I looked into it some more, and it looks like this counter increments every time there is a log entry of domain LD_BUG.
For the most part we only log with LD_BUG at severity warn or err, but there are some exceptions, e.g.
- conflux_log_set() uses LD_BUG but here gets told to use LOG_INFO by default:
log_fn(LOG_PROTOCOL_WARN, LD_CIRC,
"Conflux set has too many legs to link. "
"Rejecting this circuit.");
conflux_log_set(LOG_PROTOCOL_WARN, unlinked->cfx, unlinked->is_client);
-
In or/circuitstats.c we have some lines of the form
log_debug(LD_BUG,
-
On the client side,
if (endreason != END_STREAM_REASON_RESOLVEFAILED) {
log_info(LD_BUG,
"No origin circuit for successful SOCKS stream %"PRIu64
So... there appear to be quite a few edge cases like this.
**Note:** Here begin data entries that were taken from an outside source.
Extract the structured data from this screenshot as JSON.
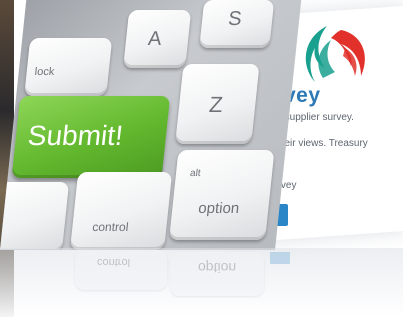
{
  "keyboard": {
    "keys": {
      "a": "A",
      "s": "S",
      "lock": "lock",
      "submit": "Submit!",
      "z": "Z",
      "control": "control",
      "alt": "alt",
      "option": "option"
    },
    "submit_color": "#62b82e"
  },
  "survey_card": {
    "title": "urvey",
    "line1": "ury supplier survey.",
    "line2": "r their views. Treasury",
    "line3": "urvey",
    "title_color": "#2e79b5",
    "button_color": "#2b86c8",
    "logo_colors": [
      "#1aa08f",
      "#e2312b"
    ]
  },
  "reflection": {
    "control": "control",
    "option": "option"
  }
}
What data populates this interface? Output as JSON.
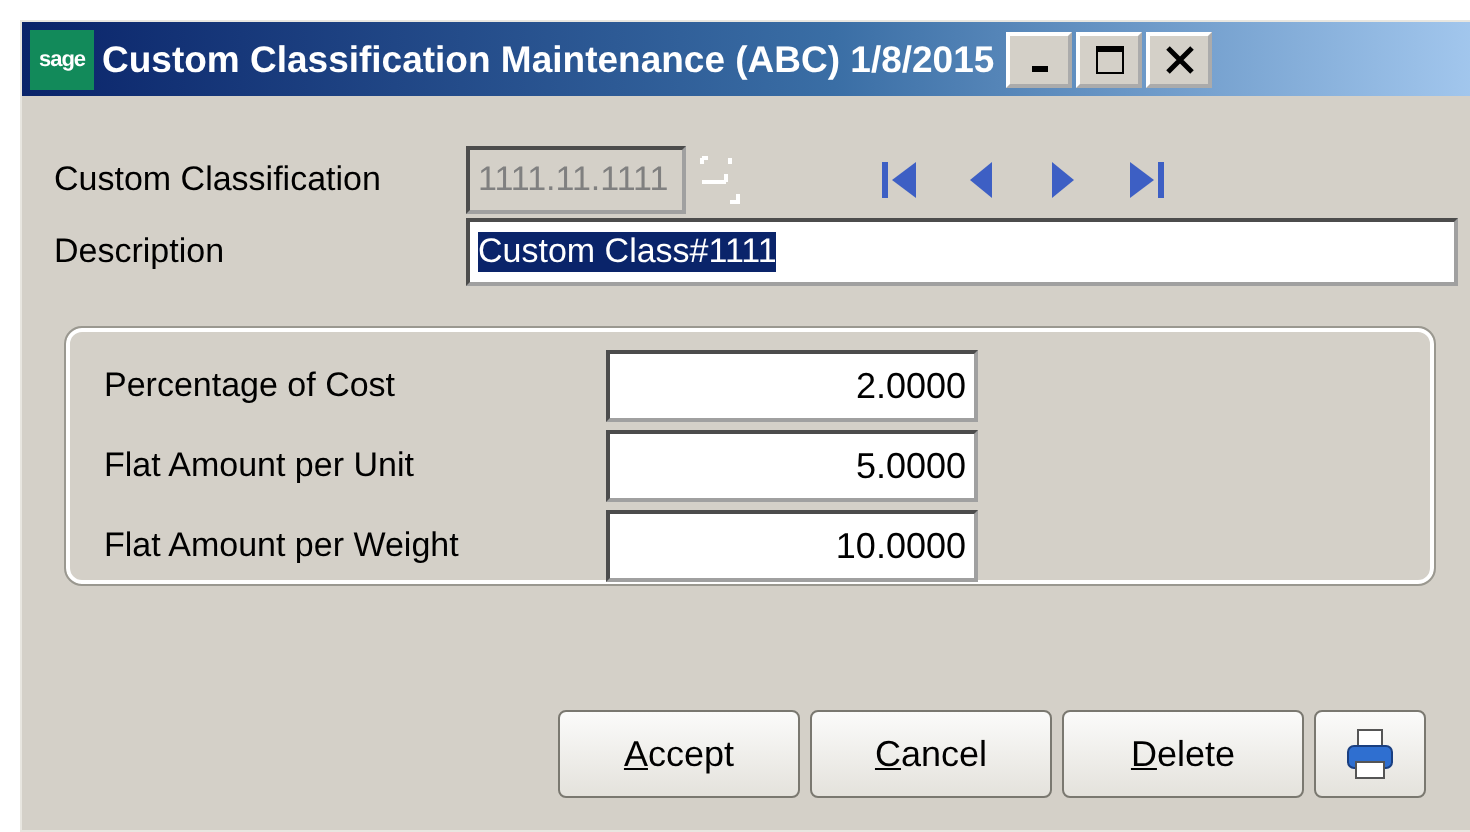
{
  "window": {
    "logo": "sage",
    "title": "Custom Classification Maintenance (ABC) 1/8/2015",
    "controls": [
      {
        "kind": "minimize"
      },
      {
        "kind": "maximize"
      },
      {
        "kind": "close"
      }
    ]
  },
  "header": {
    "classification_label": "Custom Classification",
    "classification_value": "1111.11.1111",
    "classification_disabled": true,
    "nav": [
      {
        "kind": "first"
      },
      {
        "kind": "previous"
      },
      {
        "kind": "next"
      },
      {
        "kind": "last"
      }
    ],
    "description_label": "Description",
    "description_value": "Custom Class#1111",
    "description_selected": true
  },
  "rates": [
    {
      "label": "Percentage of Cost",
      "value": "2.0000"
    },
    {
      "label": "Flat Amount per Unit",
      "value": "5.0000"
    },
    {
      "label": "Flat Amount per Weight",
      "value": "10.0000"
    }
  ],
  "buttons": [
    {
      "kind": "text",
      "mnemonic": "A",
      "rest": "ccept"
    },
    {
      "kind": "text",
      "mnemonic": "C",
      "rest": "ancel"
    },
    {
      "kind": "text",
      "mnemonic": "D",
      "rest": "elete"
    },
    {
      "kind": "print"
    }
  ]
}
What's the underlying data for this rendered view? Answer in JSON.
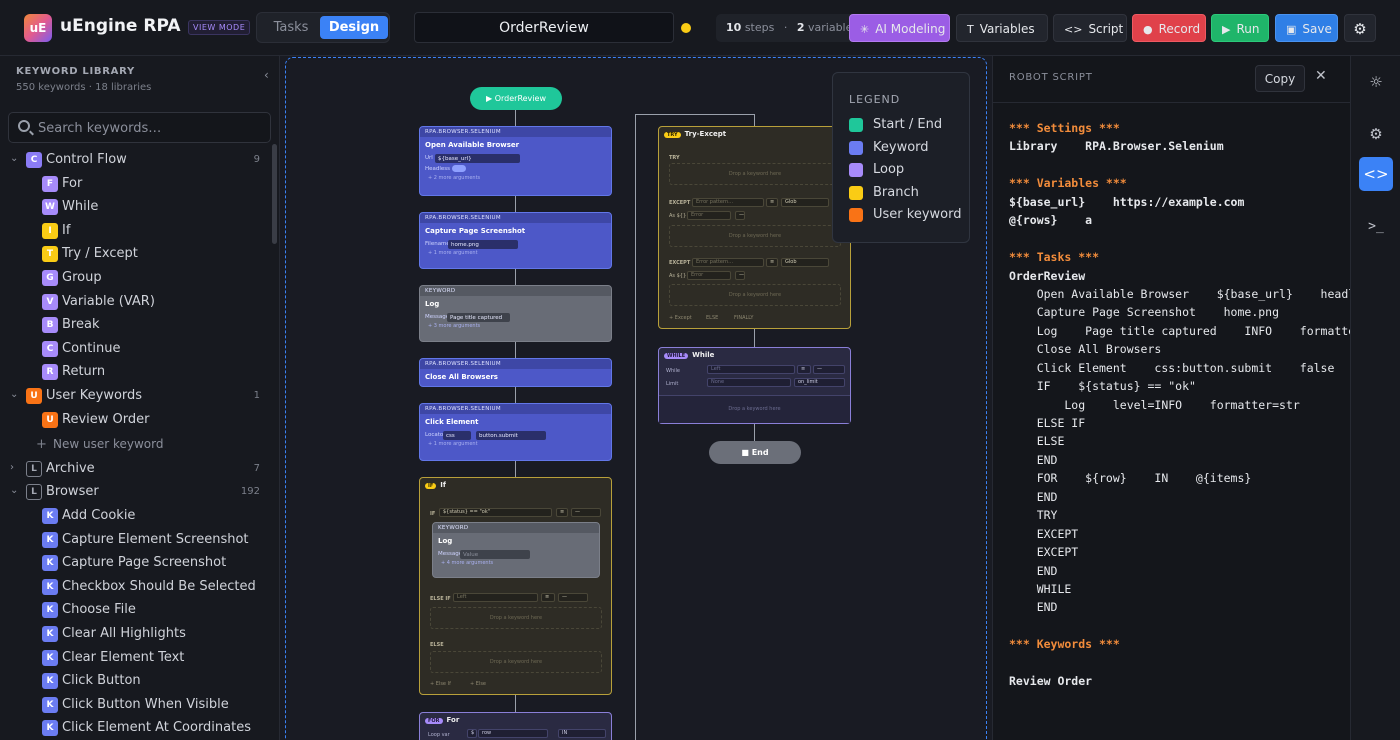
{
  "header": {
    "logo": "uE",
    "app_name": "uEngine RPA",
    "view_mode": "VIEW MODE",
    "tabs": [
      "Tasks",
      "Design"
    ],
    "title": "OrderReview",
    "steps_count": "10",
    "steps_label": "steps",
    "vars_count": "2",
    "vars_label": "variables",
    "buttons": {
      "ai": "AI Modeling",
      "variables": "Variables",
      "script": "Script",
      "record": "Record",
      "run": "Run",
      "save": "Save"
    },
    "colors": {
      "ai": "#a855f7",
      "record": "#ef4444",
      "run": "#22c55e",
      "save": "#3b82f6",
      "status": "#facc15"
    }
  },
  "sidebar": {
    "title": "KEYWORD LIBRARY",
    "subtitle": "550 keywords · 18 libraries",
    "search_placeholder": "Search keywords…",
    "groups": [
      {
        "name": "Control Flow",
        "badge": "C",
        "count": "9",
        "items": [
          "For",
          "While",
          "If",
          "Try / Except",
          "Group",
          "Variable (VAR)",
          "Break",
          "Continue",
          "Return"
        ]
      },
      {
        "name": "User Keywords",
        "badge": "U",
        "count": "1",
        "items": [
          "Review Order"
        ],
        "new_label": "New user keyword"
      },
      {
        "name": "Archive",
        "badge": "L",
        "count": "7"
      },
      {
        "name": "Browser",
        "badge": "L",
        "count": "192",
        "items": [
          "Add Cookie",
          "Capture Element Screenshot",
          "Capture Page Screenshot",
          "Checkbox Should Be Selected",
          "Choose File",
          "Clear All Highlights",
          "Clear Element Text",
          "Click Button",
          "Click Button When Visible",
          "Click Element At Coordinates"
        ]
      }
    ],
    "item_badges": [
      "F",
      "W",
      "I",
      "T",
      "G",
      "V",
      "B",
      "C",
      "R"
    ]
  },
  "canvas": {
    "start": "OrderReview",
    "end": "End",
    "nodes": [
      {
        "lib": "RPA.BROWSER.SELENIUM",
        "name": "Open Available Browser",
        "field": "Url",
        "value": "${base_url}",
        "extra": "Headless",
        "more": "+ 2 more arguments"
      },
      {
        "lib": "RPA.BROWSER.SELENIUM",
        "name": "Capture Page Screenshot",
        "field": "Filename",
        "value": "home.png",
        "more": "+ 1 more argument"
      },
      {
        "lib": "KEYWORD",
        "name": "Log",
        "field": "Message",
        "value": "Page title captured",
        "more": "+ 3 more arguments"
      },
      {
        "lib": "RPA.BROWSER.SELENIUM",
        "name": "Close All Browsers"
      },
      {
        "lib": "RPA.BROWSER.SELENIUM",
        "name": "Click Element",
        "field": "Locator",
        "prefix": "css",
        "value": "button.submit",
        "more": "+ 1 more argument"
      }
    ],
    "if_block": {
      "tag": "IF",
      "name": "If",
      "cond_label": "IF",
      "cond": "${status} == \"ok\"",
      "inner_lib": "KEYWORD",
      "inner_name": "Log",
      "inner_field": "Message",
      "inner_ph": "Value",
      "inner_more": "+ 4 more arguments",
      "elseif": "ELSE IF",
      "elseif_ph": "Left",
      "else": "ELSE",
      "drop": "Drop a keyword here",
      "add_else_if": "+ Else If",
      "add_else": "+ Else"
    },
    "for_block": {
      "tag": "FOR",
      "name": "For",
      "field": "Loop var",
      "value": "row",
      "op": "IN"
    },
    "try_block": {
      "tag": "TRY",
      "name": "Try-Except",
      "try_label": "TRY",
      "except_label": "EXCEPT",
      "except1_ph": "Error pattern…",
      "except2_ph": "Error pattern…",
      "as1": "As ${}",
      "as1_ph": "Error",
      "as2": "As ${}",
      "as2_ph": "Error",
      "type": "Glob",
      "drop": "Drop a keyword here",
      "add_except": "+ Except",
      "add_else": "ELSE",
      "add_finally": "FINALLY"
    },
    "while_block": {
      "tag": "WHILE",
      "name": "While",
      "while_label": "While",
      "while_ph": "Left",
      "limit_label": "Limit",
      "limit_ph": "None",
      "on_limit": "on_limit",
      "drop": "Drop a keyword here"
    },
    "legend": {
      "title": "LEGEND",
      "items": [
        {
          "label": "Start / End",
          "color": "#1fc79a"
        },
        {
          "label": "Keyword",
          "color": "#6b7cf2"
        },
        {
          "label": "Loop",
          "color": "#a78bfa"
        },
        {
          "label": "Branch",
          "color": "#facc15"
        },
        {
          "label": "User keyword",
          "color": "#f97316"
        }
      ]
    }
  },
  "script_panel": {
    "title": "ROBOT SCRIPT",
    "copy": "Copy",
    "lines": [
      {
        "t": "*** Settings ***",
        "c": "s"
      },
      {
        "t": "Library    RPA.Browser.Selenium",
        "c": "b"
      },
      {
        "t": "",
        "c": ""
      },
      {
        "t": "*** Variables ***",
        "c": "s"
      },
      {
        "t": "${base_url}    https://example.com",
        "c": "b"
      },
      {
        "t": "@{rows}    a",
        "c": "b"
      },
      {
        "t": "",
        "c": ""
      },
      {
        "t": "*** Tasks ***",
        "c": "s"
      },
      {
        "t": "OrderReview",
        "c": "b"
      },
      {
        "t": "    Open Available Browser    ${base_url}    headle",
        "c": ""
      },
      {
        "t": "    Capture Page Screenshot    home.png",
        "c": ""
      },
      {
        "t": "    Log    Page title captured    INFO    formatter",
        "c": ""
      },
      {
        "t": "    Close All Browsers",
        "c": ""
      },
      {
        "t": "    Click Element    css:button.submit    false",
        "c": ""
      },
      {
        "t": "    IF    ${status} == \"ok\"",
        "c": ""
      },
      {
        "t": "        Log    level=INFO    formatter=str",
        "c": ""
      },
      {
        "t": "    ELSE IF",
        "c": ""
      },
      {
        "t": "    ELSE",
        "c": ""
      },
      {
        "t": "    END",
        "c": ""
      },
      {
        "t": "    FOR    ${row}    IN    @{items}",
        "c": ""
      },
      {
        "t": "    END",
        "c": ""
      },
      {
        "t": "    TRY",
        "c": ""
      },
      {
        "t": "    EXCEPT",
        "c": ""
      },
      {
        "t": "    EXCEPT",
        "c": ""
      },
      {
        "t": "    END",
        "c": ""
      },
      {
        "t": "    WHILE",
        "c": ""
      },
      {
        "t": "    END",
        "c": ""
      },
      {
        "t": "",
        "c": ""
      },
      {
        "t": "*** Keywords ***",
        "c": "s"
      },
      {
        "t": "",
        "c": ""
      },
      {
        "t": "Review Order",
        "c": "b"
      }
    ]
  }
}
I guess the hope was that we have an invariant where you only use LD_BUG when you are also (loudly) logging details about a real bug?
The robust simple fix would be to no longer increment the counter for LD_BUG.
The more pervasive and more brittle fix would be to audit all uses of LD_BUG and make sure we keep to our invariant.
Calling @dgoulet's name since maybe he can help us with what the original intent was for this metrics port counter.